CANBERRA — Delegates attending the March 13 branch conference of the ACT Community and Public Sector Union (CPSU) expressed strong support for a united and effective fight against attacks on the public service. The meeting rejected individual and agency level agreements and called for "a comprehensive agency- and service-wide strategy for taking industrial action".

It specifically called on the union's national leadership to "convene mass meetings to consider a campaign of escalating industrial action across the Australian Public Service in response to the Workplace Relations Act and attacks on the public sector".

The conference also showed that despite branch secretary Cath Garvan losing office late last year, the branch had not swung back to supporting the CPSU's ruling ALP-dominated faction. All seven executive positions contested were won by the BEST (Balance, Experience, Scrutiny and Talent) team, which is continuing the independent activist tradition of the earlier CPSU Challenge group.
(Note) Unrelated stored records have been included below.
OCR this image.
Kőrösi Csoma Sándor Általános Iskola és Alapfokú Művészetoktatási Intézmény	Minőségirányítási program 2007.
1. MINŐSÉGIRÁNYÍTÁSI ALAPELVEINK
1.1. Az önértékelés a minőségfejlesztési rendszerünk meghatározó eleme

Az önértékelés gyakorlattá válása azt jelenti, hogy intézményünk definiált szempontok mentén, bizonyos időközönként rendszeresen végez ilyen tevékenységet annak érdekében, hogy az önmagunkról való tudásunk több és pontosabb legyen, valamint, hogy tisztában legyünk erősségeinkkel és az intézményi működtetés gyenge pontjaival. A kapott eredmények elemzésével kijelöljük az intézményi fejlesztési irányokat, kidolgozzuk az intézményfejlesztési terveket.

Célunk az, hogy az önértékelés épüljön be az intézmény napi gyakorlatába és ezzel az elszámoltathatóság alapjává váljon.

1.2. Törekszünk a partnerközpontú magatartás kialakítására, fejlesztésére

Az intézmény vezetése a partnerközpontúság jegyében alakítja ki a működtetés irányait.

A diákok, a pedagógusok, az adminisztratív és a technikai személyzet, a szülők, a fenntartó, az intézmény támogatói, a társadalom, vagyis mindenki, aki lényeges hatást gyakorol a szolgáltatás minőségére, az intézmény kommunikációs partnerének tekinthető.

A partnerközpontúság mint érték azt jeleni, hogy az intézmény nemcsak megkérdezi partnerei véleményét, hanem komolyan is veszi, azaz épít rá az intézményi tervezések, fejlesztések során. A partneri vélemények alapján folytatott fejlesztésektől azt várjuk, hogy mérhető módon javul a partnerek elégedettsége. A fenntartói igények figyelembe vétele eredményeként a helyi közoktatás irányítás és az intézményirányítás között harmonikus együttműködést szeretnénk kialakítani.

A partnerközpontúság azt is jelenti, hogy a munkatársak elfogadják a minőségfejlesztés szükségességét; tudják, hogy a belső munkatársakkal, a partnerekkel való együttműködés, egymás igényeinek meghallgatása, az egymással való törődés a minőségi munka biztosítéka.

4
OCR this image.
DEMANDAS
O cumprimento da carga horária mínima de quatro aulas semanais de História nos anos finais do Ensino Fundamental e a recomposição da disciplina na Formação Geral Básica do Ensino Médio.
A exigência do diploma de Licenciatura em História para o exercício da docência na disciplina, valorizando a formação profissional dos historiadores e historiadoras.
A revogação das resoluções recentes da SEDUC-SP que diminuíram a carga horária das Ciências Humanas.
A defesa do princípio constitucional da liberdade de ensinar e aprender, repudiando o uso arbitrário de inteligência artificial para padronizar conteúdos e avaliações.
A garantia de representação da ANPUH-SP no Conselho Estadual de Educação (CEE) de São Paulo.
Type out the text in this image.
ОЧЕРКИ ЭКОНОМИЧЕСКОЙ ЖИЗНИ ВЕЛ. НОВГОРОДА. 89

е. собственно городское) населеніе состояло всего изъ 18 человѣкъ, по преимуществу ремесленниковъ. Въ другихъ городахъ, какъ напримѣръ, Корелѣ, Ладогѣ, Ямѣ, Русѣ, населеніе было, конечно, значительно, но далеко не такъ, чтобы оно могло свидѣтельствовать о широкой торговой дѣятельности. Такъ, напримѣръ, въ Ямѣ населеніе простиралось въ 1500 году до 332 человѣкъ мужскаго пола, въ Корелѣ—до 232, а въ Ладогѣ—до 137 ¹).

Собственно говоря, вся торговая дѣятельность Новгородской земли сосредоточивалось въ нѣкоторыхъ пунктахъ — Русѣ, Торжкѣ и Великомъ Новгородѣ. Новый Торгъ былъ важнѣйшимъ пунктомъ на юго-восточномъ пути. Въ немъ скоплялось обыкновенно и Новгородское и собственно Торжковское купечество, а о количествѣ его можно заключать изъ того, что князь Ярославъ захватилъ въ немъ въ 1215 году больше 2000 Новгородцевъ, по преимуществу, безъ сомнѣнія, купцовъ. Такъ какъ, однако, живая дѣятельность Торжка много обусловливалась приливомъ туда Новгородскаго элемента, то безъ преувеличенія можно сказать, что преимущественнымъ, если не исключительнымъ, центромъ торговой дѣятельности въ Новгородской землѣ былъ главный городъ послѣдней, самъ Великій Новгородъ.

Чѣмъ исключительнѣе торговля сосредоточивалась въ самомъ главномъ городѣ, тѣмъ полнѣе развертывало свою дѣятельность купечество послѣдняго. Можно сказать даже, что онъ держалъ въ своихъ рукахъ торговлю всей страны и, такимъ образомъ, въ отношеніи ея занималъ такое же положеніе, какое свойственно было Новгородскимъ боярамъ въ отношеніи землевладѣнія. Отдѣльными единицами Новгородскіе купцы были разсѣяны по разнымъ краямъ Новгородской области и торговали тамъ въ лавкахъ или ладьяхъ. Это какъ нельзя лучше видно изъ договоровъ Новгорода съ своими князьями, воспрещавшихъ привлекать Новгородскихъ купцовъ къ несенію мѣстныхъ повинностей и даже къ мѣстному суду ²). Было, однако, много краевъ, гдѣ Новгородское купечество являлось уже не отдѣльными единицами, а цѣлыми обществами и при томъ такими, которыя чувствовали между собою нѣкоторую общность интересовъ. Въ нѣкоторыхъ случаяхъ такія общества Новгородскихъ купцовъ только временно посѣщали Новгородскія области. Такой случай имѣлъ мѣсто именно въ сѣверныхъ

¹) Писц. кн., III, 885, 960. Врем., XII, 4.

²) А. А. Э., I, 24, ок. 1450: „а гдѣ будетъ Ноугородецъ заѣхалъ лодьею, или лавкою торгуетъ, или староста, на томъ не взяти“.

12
With office holders elected in late 1996, this gives the team a clear majority on the branch executive.

The meeting opened with an address by CPSU joint national secretary Wendy Caird, in which she predicted that no government departments would implement new styles of industrial agreements with public service workers until after the May budget.

Delegates pointed out that some agencies have already started to move on the issue, and that union members were feeling uninformed and powerless. One summarised the situation in workplaces as "a vacuum of information and strategy".

Caird was also quizzed on the decision to send NSW branch secretary Vicky Telfer to work in the ACT branch.

This was the first branch conference since new branch secretary Simon Jarmen took office. In his first 10 weeks, Jarmen had substantially curtailed the democratic practices of the branch. As the ruling body of the branch, the conference sought to rectify a number of problems:

  • <~>The secretary was instructed to circulate all national bulletins to members, and hold all nationally initiated consultative processes, rather than selectively deciding what to circulate.

  • <~>Jarmen was instructed to convene a branch conference to prepare the ACT position prior to each national executive meeting. Branch members have had no opportunity to direct the secretary on any issues on the agenda of the next national executive meeting, due before the end of March.

  • <~>Jarmen was instructed not to appoint delegates to ACT Trades and Labour Council through the branch executive, but to abide by branch conference election.

The conference also resolved that all other avenues should be exhausted before consideration of legal action against other unions over membership coverage. This position had been previously rejected by the branch executive.

With the new secretary closely tied to one wing of the Labor Party, delegates were concerned that the CPSU's resources would be thrown into disputes with other unions based on ALP factional issues rather than the interests of members.

One of Jarmen's first actions in office was to provide union office reception staff with "a list of people who I will always talk to". Of the 21 listed (most not in the CPSU), 15 were members of the ALP left faction. Only one (the branch president) was a CPSU member outside his faction.

Successful BEST candidate Val Edwards told Green Left Weekly, "This result opens up the opportunity for ACT members to have a strong say and direct involvement in fighting the Howard government attacks. This will not be easy, but at least members will know that they have a supportive branch executive."